Karena biaya awal untuk perawatan IVF setidaknya US $ 1.200 di India, mereka berada di luar jangkauan banyak keluarga. Namun, pemerintah cukup khawatir tentang tingkat kesuburan sehingga mereka mengambil tindakan untuk membuatnya tersedia lebih luas.
“Pemerintah di banyak negara bagian membuka pusat IVF di perguruan tinggi kedokteran pemerintah dan rumah sakit untuk akses yang lebih mudah ke populasi umum, karena mahal,” kata Halder.
Tetapi sebagian besar pusat kesehatan yang didanai negara tidak dilengkapi dengan baik untuk menangani kasus-kasus infertilitas, yang telah memunculkan banyak klinik IVF swasta yang tidak diatur yang mengikuti praktik yang tidak bermoral. Peraturan Teknologi Reproduksi Berbantuan diperkenalkan pada tahun 2023 untuk memperketat industri bayi tabung.
Neera Batra, 37, seorang profesional periklanan di New Delhi, mengatakan sebuah klinik swasta membebani dia secara berlebihan setelah beberapa tes dan konsultasi dengan spesialis yang tidak pernah membuahkan hasil atau mengarah pada diagnosis.
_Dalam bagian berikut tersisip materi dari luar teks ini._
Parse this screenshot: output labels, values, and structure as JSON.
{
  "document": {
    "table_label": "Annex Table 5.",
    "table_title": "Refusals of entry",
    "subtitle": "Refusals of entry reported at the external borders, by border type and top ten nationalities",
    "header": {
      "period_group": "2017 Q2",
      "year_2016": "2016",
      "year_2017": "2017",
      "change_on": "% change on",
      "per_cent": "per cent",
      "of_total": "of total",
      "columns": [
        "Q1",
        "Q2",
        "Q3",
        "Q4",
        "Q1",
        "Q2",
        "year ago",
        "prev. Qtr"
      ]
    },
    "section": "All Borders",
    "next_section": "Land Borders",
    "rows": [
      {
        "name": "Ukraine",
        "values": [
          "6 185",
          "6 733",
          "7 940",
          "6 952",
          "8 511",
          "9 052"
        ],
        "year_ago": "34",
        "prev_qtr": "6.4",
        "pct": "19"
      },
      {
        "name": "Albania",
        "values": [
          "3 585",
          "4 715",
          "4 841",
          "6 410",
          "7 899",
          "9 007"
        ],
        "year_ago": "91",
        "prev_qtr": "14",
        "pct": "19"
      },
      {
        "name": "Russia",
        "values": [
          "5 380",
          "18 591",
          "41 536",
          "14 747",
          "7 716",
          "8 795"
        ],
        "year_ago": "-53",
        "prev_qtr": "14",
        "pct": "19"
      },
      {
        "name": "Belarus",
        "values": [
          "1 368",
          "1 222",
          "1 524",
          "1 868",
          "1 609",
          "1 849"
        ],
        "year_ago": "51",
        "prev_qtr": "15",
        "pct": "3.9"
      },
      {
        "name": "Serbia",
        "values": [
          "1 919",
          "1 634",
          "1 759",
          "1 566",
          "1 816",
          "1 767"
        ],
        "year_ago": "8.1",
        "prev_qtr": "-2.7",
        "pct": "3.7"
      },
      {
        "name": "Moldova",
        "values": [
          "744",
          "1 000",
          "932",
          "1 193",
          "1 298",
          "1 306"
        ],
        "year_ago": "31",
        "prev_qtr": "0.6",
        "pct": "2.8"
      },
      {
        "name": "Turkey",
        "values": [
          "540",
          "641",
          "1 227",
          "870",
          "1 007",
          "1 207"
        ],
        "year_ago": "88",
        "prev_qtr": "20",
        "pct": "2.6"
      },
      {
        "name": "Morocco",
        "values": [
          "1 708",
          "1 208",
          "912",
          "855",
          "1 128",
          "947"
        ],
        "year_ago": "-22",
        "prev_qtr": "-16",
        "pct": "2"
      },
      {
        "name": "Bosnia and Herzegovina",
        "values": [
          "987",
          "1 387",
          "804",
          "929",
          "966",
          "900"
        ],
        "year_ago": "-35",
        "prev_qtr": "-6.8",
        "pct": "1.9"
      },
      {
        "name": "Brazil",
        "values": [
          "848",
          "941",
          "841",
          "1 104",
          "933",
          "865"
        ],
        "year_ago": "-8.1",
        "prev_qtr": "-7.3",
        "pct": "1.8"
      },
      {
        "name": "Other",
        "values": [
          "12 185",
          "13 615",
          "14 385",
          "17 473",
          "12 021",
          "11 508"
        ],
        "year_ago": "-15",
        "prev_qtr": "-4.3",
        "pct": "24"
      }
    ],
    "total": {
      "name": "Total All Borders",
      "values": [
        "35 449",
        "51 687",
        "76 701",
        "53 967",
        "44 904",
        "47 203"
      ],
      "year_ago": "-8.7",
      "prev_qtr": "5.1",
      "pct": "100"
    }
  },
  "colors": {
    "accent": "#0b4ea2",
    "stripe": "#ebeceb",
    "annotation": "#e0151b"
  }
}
Dia akhirnya berhenti pergi ke mereka dan setelah tiga tahun mengandung secara alami.
“Dalam banyak kasus, pasien menjadi stres tentang seluruh proses, yang dengan sendirinya kontraproduktif,” kata Arora dari Nova IVF Fertility. “Seseorang harus pergi ke klinik yang disetujui atau rumah sakit yang baik, dan juga bersantai sehingga stres tidak menciptakan masalah baru.”
Neera mengatakan ada kesadaran yang jauh lebih besar tentang infertilitas di India akhir-akhir ini karena orang-orang membuka tentang hal itu di media sosial.
“Selebriti yang telah menjalani perawatan kesuburan atau pembebasan sel telur, membuka diri dan berbicara tentang masalah ini, telah membantu menghilangkan stigma masalah infertilitas untuk sebagian besar,” katanya.